March 5, 2024 - 1:29 PM

As a child, the term “democracy” doesn’t exist. The parents call the shots. In return, children are fed, clothed, schooled and loved. Overall, not a bad deal. Out in the greater world, however, majority rule is what makes democracy tick. At least, that’s the idea. ANTE HAMERSMIT/UNSPLASH

Like the vast majority of people, we didn’t grow up in a democracy.

To be sure, we were born in the Heartland of America and have lived here our entire lives, but we were also raised under a roof in which a democracy did not exist —unless it came to deciding what movie we wanted to see at a drive-in.

Dad was the “authoritarian” in our household who had one simple rule: As long as you’re living under my roof you’re living under my rules.

Had we lived under a roof where democracy ruled, midnight curfews would have been waived and rock music would have shaken the rafters.

In exchange for giving up our democratic rights, we were fed and clothed, had a comfortable bed, didn’t have to pay the utility bills and were allowed to join the rest of the family on vacations.

Overall, not a bad deal.

The authoritarian rule of home life has its place, but we all must learn to abide by the laws and, to a certain degree, the accepted values that comes with living in a democracy.

I may not agree with a 65 mile per hour speed limit, but my social contract says that either I abide by the law or risk paying a fine.

I accept that.

I don’t agree with the idea that anyone who is licensed can be packing a concealed firearm in public.

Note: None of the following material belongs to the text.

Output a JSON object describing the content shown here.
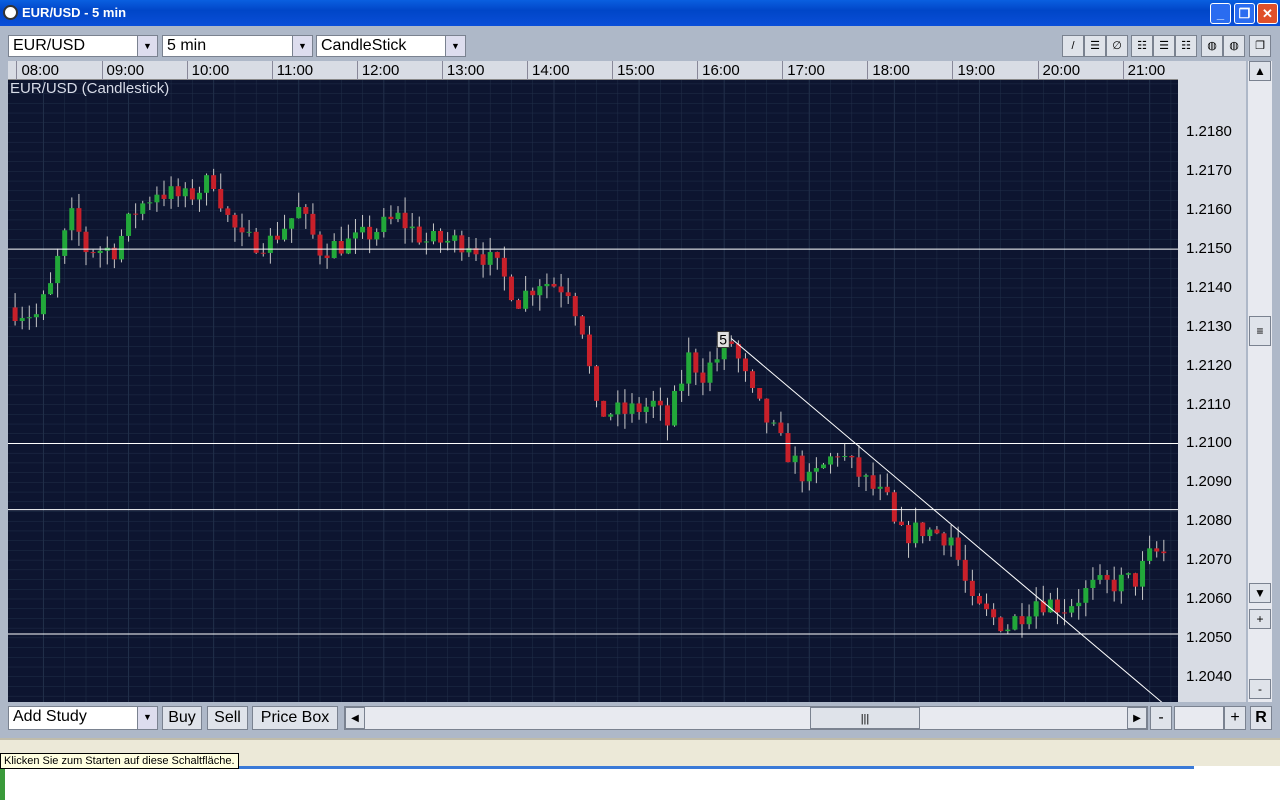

I find it less understandable why, in Kansas, a permit isn’t required for concealed carry of a firearm.

I don’t have to like or understand it, but I accept it.

What I have no tolerance for is the idea that ultraconservative members of the Kansas Legislature and the U.S. Congress feel that the democratic principle of one man (or woman), one vote, doesn’t apply to them.

When Mitch McConnell, as the Majority Leader in the U.S. Senate, put a hold on former president Barack Obama’s appointment of Merrick Garland to the Supreme Court, it wasn’t because it was the right thing to do, but because he had the power to do so.

It was in direct conflict with the wishes of a democratic majority who elected Obama to the White House not once, but twice.

When an ultraconservative majority on the U.S. Supreme Court decided that 50 years of Roe v Wade was long enough and they put into motion draconian measures by states to strip away from women the right to make their own health decisions, it was to appease an ideological minority — not the wishes of the majority.